What functions are in scope for outsourcing, and will executive leadership get behind a strategy? In evaluating scope, keep in mind that the service provider community varies in maturity. IT outsourcing, for example, is very mature, with many providers and deep experience. Other outsourced functions, such as HR, finance & accounting, customer service, and supply chain, are less mature than IT, but there are still many capable providers in the market. Outsourcing engineering and operations, meanwhile, is much less mature. As the portfolio of in-scope functions grows into a broader bundle, the number of service providers that can deliver across all functions becomes much smaller. Many companies are weighing a best-of-class approach against the complexity of managing multiple providers.
In addition, consider the key executives who need to be on board for the initiative to succeed. If you’re outsourcing finance and accounting, for example, which executives are internal customers to the F&A organization, and how will they react to the plan? Remember to assess the executive landscape and ensure the organization will support the outsourcing strategy.
Is your organization ready for transformation? Is there a tolerance for end-to-end process change? Beyond getting buy-in from leadership, consider the adaptability of the rest of the organization. How receptive have business units been to past initiatives? During a merger or acquisition, for example, how did the organization respond to combining functions and changing leadership? Or, with the introduction of a new ERP system, how effectively was process change and standardization addressed?

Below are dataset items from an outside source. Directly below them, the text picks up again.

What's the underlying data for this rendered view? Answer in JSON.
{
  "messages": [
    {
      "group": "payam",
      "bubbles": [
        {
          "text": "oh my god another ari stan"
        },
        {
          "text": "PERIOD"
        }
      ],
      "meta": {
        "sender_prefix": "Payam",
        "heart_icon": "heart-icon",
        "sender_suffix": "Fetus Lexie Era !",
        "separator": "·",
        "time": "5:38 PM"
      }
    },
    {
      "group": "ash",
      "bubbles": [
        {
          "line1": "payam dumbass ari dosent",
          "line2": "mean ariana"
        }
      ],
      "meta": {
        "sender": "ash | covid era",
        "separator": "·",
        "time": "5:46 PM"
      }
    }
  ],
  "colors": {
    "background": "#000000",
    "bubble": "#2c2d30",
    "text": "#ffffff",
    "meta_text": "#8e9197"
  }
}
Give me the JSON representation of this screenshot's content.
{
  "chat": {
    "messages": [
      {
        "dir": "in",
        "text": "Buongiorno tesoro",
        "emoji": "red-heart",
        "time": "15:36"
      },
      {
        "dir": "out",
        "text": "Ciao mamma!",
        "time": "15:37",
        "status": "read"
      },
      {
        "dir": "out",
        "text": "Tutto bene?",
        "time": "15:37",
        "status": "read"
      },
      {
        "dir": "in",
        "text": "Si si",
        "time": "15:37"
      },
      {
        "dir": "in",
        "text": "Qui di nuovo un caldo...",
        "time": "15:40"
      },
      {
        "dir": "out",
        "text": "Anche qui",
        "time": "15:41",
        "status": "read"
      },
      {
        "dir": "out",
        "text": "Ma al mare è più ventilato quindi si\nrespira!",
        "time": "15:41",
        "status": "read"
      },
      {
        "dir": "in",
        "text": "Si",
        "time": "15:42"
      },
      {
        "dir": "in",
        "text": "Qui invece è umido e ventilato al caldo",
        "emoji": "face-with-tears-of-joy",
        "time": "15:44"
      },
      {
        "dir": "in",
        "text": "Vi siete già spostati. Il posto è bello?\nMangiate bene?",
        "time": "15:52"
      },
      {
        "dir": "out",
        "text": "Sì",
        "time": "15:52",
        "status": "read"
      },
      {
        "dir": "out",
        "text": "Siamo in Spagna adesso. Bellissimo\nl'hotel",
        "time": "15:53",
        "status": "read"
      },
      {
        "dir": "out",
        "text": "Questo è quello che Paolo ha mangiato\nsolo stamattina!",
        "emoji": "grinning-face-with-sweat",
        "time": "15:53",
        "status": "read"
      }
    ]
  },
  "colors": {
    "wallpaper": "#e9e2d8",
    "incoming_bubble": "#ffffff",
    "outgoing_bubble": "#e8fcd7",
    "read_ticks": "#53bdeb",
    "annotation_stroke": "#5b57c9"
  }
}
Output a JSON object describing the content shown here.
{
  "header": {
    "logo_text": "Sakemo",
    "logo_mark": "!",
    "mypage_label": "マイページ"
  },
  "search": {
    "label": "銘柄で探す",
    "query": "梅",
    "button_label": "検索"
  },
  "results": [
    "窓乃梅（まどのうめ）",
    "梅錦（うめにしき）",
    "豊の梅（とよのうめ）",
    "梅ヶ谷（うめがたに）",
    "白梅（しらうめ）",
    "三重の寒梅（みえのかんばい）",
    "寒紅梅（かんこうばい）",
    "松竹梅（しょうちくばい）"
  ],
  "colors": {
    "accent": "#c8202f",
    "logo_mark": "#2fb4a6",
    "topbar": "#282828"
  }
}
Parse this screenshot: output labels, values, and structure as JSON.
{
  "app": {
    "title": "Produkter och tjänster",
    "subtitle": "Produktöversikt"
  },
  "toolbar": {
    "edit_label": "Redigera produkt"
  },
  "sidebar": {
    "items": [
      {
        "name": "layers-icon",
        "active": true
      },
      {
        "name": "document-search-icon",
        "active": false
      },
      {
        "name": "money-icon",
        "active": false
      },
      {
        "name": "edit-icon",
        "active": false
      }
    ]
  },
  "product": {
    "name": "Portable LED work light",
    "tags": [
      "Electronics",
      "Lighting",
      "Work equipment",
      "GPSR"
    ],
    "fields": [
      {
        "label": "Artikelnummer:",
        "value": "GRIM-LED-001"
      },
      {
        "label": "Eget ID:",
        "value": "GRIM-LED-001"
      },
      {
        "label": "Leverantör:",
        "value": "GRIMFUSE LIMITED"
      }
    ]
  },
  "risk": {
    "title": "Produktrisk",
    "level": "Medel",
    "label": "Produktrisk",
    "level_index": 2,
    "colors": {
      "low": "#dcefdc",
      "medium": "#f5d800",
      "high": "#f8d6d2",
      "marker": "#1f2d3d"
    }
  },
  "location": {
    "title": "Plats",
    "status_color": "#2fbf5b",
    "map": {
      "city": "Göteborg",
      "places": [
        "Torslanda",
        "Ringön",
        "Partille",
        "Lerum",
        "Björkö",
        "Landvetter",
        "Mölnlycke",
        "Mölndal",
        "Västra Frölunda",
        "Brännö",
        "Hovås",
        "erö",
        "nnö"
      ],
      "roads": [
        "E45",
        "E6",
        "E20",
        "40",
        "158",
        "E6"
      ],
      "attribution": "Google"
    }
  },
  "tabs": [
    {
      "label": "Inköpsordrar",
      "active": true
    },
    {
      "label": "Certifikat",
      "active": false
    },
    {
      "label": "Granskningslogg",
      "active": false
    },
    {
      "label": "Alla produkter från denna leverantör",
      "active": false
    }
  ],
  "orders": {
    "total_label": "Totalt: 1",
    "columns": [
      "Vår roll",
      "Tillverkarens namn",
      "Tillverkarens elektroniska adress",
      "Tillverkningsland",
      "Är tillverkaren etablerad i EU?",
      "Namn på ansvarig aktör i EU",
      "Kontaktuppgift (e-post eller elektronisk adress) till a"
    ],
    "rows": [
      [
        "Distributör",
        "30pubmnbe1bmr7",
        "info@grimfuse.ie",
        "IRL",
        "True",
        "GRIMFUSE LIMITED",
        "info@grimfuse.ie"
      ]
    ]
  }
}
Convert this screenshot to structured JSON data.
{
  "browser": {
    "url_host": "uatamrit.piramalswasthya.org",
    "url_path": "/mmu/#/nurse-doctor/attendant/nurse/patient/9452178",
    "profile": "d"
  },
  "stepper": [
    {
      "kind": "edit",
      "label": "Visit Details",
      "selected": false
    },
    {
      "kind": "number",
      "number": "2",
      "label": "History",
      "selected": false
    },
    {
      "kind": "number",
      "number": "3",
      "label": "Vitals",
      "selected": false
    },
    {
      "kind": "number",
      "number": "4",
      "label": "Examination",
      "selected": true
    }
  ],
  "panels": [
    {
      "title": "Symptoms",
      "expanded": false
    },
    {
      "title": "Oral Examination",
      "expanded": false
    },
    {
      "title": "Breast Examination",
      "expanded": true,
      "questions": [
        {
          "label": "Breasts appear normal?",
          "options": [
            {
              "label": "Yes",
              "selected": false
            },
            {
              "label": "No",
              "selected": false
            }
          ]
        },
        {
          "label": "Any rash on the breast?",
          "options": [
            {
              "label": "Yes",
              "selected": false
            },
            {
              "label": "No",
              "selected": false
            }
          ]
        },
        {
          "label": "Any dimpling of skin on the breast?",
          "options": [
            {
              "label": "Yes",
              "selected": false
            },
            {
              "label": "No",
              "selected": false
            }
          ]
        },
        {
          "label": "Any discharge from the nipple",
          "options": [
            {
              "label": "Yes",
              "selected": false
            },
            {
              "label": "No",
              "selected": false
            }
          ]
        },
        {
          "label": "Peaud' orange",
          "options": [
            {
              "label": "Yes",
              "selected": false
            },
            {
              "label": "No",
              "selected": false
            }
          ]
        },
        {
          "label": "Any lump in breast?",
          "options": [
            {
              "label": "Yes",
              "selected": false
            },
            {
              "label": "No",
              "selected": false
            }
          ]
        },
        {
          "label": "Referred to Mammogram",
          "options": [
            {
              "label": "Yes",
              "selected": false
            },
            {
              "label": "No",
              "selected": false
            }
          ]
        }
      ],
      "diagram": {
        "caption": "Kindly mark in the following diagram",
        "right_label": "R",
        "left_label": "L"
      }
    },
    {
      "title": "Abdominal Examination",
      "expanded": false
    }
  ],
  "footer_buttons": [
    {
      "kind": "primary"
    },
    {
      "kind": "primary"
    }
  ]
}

Organizational readiness should be a key component of any outsourcing strategy.
What are the accounting and regulatory implications of outsourcing? An outsourcing agreement can include a variety of costs beyond ongoing service delivery charges. These include one-time costs for severance and transition, and potential transformation costs for new systems or process improvement. The accounting recognition of these costs, and the characterization of these costs as operating versus capital expenditures, can be impacted by the specific pricing terms and contract provisions. The regulatory treatment of these costs also needs to be evaluated and a strategy developed to ensure proper rate recovery.
Final Thoughts
The executives in utility companies today face significant regulatory and financial challenges as they strive to reduce costs and improve business performance. And they continue to evaluate innovative solutions that can increase shareholder value. While utility companies have been slower to adopt outsourcing as a business strategy than other industries, increasing costs, internal competition for capital and the need to deliver measurable value across the enterprise should drive positive and robust growth in the adoption of outsourcing in the North American utilities industry.